The Exit Strategy: An Essential Step in Successful Business Planning
By: Beth Slagle
Many busy small-business owners spend all of their time thinking about the here and now, with little focus on the future. However, the long-term survival of your business – as well as your own retirement security – depends on establishing a realistic and workable exit strategy. Planning allows you to control different aspects of your business. The more you plan, the more you can control. Less planning means that you run the risk of letting some other factor influence or control your decisions. And that is precisely why exit strategies need to be planned — so that you (as opposed to a third party) make decisions regarding your or your company’s future instead of someone else deciding for you.

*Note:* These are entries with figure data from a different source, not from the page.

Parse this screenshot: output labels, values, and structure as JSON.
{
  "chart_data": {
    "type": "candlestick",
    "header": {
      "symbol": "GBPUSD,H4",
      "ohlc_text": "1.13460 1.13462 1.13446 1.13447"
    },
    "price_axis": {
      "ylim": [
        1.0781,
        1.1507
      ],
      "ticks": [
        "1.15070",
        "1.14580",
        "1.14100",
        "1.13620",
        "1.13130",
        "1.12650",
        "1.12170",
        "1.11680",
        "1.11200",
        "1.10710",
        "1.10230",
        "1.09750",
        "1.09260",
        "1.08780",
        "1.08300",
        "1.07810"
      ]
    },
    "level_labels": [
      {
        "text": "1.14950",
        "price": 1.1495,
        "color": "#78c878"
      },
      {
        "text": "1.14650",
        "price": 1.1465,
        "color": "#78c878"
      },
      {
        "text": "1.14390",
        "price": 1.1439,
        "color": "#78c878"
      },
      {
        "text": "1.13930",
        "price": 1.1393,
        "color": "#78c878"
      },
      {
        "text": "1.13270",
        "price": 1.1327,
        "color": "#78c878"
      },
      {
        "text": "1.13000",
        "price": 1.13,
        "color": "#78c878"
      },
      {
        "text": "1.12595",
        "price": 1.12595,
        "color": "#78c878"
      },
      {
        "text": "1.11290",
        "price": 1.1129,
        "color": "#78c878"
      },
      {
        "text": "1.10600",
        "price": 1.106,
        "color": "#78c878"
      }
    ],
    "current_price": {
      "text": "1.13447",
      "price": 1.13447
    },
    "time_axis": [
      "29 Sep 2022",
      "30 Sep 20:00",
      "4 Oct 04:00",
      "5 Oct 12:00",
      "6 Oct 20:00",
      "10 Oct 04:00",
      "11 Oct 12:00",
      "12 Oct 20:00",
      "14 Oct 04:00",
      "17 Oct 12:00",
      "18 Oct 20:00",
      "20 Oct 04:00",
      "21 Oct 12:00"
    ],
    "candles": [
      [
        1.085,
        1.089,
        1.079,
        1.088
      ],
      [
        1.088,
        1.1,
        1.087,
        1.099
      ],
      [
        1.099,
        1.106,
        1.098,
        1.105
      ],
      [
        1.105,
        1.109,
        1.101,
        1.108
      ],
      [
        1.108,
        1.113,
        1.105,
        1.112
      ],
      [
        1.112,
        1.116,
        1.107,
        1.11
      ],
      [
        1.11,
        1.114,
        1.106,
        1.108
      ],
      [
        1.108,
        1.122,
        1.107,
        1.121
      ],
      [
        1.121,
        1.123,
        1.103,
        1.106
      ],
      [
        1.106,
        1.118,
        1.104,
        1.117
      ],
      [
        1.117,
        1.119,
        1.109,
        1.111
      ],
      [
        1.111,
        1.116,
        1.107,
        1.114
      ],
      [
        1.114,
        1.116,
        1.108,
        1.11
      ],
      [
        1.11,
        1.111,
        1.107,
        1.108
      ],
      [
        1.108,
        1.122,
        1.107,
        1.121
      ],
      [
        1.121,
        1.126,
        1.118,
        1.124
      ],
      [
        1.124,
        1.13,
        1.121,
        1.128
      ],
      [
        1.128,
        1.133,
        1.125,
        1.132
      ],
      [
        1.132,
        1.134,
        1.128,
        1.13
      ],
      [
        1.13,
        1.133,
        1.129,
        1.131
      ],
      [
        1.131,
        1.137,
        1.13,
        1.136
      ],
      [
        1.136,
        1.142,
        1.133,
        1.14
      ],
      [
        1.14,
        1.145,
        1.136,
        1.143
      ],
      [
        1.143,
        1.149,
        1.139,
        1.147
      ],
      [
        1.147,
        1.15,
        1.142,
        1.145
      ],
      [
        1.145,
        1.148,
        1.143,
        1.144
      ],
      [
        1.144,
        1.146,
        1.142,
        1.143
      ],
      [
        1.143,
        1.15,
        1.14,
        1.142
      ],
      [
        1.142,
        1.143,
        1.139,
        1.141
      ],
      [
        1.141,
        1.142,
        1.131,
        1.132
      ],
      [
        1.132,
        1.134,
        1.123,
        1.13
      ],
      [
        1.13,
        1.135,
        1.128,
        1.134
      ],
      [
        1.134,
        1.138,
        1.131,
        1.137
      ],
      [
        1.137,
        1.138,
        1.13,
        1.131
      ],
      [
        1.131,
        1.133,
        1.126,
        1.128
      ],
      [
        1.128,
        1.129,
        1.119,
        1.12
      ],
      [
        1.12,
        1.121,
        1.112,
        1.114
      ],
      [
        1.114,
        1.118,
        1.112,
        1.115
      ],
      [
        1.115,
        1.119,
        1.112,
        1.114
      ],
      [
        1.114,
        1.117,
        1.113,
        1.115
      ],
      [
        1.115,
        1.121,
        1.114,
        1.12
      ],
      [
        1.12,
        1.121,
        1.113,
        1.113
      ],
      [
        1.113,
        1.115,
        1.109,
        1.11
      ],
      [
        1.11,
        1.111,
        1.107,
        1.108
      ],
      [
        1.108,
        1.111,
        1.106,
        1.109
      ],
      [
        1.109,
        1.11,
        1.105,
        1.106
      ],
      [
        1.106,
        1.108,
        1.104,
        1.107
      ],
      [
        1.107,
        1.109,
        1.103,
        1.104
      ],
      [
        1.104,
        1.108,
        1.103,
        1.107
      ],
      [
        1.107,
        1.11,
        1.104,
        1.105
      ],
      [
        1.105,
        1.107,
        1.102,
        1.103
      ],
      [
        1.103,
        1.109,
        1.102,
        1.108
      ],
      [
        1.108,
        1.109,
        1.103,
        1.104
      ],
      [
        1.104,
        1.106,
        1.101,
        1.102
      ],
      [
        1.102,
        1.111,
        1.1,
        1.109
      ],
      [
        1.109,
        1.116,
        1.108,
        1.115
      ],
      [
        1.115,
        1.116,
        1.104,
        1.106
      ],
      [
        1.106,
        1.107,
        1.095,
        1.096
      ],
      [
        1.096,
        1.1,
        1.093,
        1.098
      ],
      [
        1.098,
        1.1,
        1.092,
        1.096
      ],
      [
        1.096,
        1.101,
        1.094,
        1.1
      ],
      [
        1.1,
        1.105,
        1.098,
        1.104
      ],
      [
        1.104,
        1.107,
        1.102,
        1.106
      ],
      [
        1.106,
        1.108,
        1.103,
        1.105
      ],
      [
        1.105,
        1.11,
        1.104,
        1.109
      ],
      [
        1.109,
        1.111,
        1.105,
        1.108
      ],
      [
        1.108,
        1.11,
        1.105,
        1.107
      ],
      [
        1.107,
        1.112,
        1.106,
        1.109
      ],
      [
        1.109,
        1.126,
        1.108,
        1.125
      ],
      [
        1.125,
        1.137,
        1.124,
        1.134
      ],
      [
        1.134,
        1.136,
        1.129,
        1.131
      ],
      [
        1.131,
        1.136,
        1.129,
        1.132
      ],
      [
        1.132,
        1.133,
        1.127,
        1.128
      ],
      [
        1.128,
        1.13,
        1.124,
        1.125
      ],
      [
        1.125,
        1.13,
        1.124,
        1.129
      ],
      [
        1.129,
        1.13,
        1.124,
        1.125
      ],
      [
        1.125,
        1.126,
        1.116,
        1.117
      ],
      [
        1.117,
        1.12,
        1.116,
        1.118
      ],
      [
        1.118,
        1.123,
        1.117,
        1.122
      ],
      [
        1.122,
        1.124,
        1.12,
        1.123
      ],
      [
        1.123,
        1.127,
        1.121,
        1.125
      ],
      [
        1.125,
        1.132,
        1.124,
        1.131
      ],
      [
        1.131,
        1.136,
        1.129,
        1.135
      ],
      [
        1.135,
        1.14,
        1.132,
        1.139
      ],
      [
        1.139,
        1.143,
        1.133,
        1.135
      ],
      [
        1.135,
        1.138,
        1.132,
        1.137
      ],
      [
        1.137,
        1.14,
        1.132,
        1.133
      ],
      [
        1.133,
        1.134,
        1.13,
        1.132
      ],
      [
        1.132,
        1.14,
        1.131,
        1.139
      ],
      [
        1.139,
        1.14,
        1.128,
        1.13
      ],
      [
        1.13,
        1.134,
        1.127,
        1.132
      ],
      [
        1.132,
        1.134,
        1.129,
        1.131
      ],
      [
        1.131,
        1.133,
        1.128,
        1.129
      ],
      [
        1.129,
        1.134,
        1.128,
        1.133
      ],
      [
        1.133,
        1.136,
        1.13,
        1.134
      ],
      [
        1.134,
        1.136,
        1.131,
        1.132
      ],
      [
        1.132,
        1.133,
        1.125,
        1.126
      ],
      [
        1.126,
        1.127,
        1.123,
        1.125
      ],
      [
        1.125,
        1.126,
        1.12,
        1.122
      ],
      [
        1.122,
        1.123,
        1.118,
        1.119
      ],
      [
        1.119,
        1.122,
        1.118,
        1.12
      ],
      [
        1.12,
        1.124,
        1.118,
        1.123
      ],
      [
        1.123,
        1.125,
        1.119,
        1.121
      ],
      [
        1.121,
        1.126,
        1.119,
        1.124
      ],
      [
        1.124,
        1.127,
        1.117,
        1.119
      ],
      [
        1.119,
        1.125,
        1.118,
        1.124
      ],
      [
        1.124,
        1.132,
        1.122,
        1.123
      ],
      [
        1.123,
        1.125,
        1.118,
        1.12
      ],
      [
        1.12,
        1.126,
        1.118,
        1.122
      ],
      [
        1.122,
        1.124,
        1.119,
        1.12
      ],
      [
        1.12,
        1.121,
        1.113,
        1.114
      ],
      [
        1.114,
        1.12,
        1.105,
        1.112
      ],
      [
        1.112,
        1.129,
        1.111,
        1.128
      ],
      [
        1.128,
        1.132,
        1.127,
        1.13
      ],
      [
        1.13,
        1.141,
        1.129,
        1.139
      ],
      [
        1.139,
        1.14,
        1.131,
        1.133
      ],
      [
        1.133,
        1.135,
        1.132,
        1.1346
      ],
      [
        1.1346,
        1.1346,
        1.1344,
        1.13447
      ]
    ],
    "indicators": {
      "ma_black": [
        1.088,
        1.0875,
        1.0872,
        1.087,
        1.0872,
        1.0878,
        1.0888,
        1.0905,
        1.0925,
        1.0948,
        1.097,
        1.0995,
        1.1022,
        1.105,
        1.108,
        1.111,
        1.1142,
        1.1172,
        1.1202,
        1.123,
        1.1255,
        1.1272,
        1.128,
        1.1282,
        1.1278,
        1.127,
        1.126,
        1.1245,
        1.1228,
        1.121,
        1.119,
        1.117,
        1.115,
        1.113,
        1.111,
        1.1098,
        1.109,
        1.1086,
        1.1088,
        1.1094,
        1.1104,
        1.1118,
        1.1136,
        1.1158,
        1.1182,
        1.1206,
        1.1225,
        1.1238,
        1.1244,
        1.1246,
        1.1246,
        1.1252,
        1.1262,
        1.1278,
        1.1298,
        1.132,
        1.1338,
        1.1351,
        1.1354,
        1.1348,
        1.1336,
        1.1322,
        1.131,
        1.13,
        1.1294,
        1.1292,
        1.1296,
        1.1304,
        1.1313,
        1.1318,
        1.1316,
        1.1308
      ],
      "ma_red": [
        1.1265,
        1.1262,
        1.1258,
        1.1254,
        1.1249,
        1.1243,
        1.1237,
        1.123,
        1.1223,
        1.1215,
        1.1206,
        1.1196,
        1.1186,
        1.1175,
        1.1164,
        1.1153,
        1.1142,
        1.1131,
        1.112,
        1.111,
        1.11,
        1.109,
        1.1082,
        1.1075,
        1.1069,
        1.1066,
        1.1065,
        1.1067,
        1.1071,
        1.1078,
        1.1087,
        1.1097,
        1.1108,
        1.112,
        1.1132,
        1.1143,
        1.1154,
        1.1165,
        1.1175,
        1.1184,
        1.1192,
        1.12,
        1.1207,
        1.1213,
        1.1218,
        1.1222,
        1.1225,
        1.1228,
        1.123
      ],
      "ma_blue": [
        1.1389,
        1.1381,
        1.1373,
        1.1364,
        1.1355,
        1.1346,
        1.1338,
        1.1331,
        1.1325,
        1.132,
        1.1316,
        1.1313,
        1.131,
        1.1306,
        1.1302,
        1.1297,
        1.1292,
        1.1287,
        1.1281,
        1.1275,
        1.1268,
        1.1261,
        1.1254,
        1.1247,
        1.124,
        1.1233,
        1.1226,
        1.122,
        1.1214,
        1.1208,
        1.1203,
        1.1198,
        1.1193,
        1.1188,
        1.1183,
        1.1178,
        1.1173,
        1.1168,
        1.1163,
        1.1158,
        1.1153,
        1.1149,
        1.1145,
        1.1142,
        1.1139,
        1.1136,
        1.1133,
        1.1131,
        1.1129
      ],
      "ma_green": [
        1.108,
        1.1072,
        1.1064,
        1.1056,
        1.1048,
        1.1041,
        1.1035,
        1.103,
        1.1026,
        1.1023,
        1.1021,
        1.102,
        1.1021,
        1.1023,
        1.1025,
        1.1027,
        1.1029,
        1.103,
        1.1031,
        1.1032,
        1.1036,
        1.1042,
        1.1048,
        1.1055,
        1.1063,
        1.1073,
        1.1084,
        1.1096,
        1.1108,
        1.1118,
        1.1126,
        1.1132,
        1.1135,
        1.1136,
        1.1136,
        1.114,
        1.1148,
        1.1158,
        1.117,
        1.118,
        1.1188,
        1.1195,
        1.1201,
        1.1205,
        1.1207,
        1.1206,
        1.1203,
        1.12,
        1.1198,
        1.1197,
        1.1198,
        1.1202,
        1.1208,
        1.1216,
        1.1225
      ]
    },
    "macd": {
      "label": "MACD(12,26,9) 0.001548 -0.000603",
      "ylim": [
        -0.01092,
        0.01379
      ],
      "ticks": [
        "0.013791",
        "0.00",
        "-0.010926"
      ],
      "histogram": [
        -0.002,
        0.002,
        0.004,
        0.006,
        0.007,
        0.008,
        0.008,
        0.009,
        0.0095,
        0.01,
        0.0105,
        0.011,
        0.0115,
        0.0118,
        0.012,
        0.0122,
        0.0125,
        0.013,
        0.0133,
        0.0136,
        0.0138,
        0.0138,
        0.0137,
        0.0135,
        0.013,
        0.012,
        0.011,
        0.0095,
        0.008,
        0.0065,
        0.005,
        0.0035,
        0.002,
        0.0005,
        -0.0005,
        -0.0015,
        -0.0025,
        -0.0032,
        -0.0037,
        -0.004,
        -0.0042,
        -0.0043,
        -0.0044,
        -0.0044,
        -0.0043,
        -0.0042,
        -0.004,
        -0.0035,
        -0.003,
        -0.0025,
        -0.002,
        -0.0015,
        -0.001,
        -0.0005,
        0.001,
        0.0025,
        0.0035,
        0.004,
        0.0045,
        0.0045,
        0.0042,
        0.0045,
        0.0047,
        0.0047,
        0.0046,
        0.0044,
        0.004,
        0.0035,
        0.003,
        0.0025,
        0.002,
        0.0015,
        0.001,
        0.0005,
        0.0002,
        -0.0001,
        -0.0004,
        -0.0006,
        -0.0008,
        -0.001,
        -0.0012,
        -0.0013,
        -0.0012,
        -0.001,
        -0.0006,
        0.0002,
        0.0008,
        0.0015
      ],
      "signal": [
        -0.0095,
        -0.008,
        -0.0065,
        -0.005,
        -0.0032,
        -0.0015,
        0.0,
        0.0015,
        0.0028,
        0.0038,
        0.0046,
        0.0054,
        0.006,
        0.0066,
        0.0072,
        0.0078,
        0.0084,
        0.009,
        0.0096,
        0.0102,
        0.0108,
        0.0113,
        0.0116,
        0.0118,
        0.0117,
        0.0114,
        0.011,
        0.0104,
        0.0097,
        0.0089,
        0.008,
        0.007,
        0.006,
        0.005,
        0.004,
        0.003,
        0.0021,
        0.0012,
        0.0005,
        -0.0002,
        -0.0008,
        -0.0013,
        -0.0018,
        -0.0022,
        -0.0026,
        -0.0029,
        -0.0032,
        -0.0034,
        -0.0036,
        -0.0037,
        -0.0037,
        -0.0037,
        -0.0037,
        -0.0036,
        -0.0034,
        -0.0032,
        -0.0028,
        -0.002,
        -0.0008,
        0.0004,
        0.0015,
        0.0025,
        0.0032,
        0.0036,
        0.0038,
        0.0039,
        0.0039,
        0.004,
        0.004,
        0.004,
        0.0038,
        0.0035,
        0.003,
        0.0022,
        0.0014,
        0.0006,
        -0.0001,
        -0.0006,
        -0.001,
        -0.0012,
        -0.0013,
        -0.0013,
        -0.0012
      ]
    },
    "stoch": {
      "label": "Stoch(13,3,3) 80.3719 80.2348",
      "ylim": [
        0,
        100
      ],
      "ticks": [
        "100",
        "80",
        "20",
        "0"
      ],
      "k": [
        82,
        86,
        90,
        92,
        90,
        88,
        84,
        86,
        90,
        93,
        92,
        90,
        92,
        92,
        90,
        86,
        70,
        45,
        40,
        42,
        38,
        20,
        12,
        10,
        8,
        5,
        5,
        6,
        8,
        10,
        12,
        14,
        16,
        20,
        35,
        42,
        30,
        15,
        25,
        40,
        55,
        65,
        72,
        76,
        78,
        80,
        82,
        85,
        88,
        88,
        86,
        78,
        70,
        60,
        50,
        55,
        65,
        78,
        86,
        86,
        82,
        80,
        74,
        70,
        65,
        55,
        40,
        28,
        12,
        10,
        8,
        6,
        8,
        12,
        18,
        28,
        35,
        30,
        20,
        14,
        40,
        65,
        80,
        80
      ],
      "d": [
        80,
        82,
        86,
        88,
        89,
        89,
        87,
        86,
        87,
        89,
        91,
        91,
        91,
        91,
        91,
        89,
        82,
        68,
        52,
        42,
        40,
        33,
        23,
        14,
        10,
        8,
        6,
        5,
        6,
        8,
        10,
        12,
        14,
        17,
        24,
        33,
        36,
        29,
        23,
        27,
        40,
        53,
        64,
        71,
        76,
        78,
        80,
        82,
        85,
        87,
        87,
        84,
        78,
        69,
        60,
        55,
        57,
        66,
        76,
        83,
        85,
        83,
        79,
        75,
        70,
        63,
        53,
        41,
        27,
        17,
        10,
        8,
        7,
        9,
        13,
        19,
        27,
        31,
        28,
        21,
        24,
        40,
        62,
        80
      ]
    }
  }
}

Succession is a popular option with business owners who have children. Owners desiring a family succession plan aim to get their children involved in the business from an early age to increase the probability that they might want to take over the business down the road. However, owners need to be mindful that there is no guarantee that their children will want to run the operations when the time comes and may have to have an alternative succession.
Selling your business is another option. This can be accomplished through an internal management buyout, an employee buyout or via an external sale to an individual or entity. Most businesses are purchased because they possess a particular strategic advantage. In other words, the business has to be an attractive investment since the buyer is essentially purchasing the rights to the future cash flow generated by the business. Planning for a successful sale should begin years before the actual transaction and needs to have all or at least the potential for all of the following criteria: (1) continuous profit; (2) money making products or services; (3) a solid customer base; and (4) business assets in good condition.
Simply closing the business is also a viable choice in some circumstances. Business owners or sole proprietors usually decide to close their doors when:
- A business owner has to retire and all other exit options are not viable.
- A business is too dependent on a certain skill the owner possesses rendering it unfeasible to hand over the reigns to a family member or buyer.
- No one is interested in taking over or buying the business.
Before a business is allowed to close, it must first meet all legal requirements, such as paying off creditor liabilities, dissolving the business entity, and settling any outstanding tax obligations. All too often, after settling the debts and selling assets, the business owner is not left with much. In addition, liquidation will destroy the value of the business reputation, business links and client lists which took years to build. Nonetheless, this is the most straightforward exit strategy, requiring the least forward planning and preparation and, if done properly, can be a satisfying conclusion to a rewarding entrepreneurial career.
Exit strategies are your way of planning and controlling your eventual departure from the business. While there is something to be said for living in the moment, when it comes to business, it is essential to recognize that, at some point, you will exit your company. If you start laying the groundwork now to determine your best departure strategy, it will enable you to control the who, what, when, how and where when the time for exit ultimately arrives.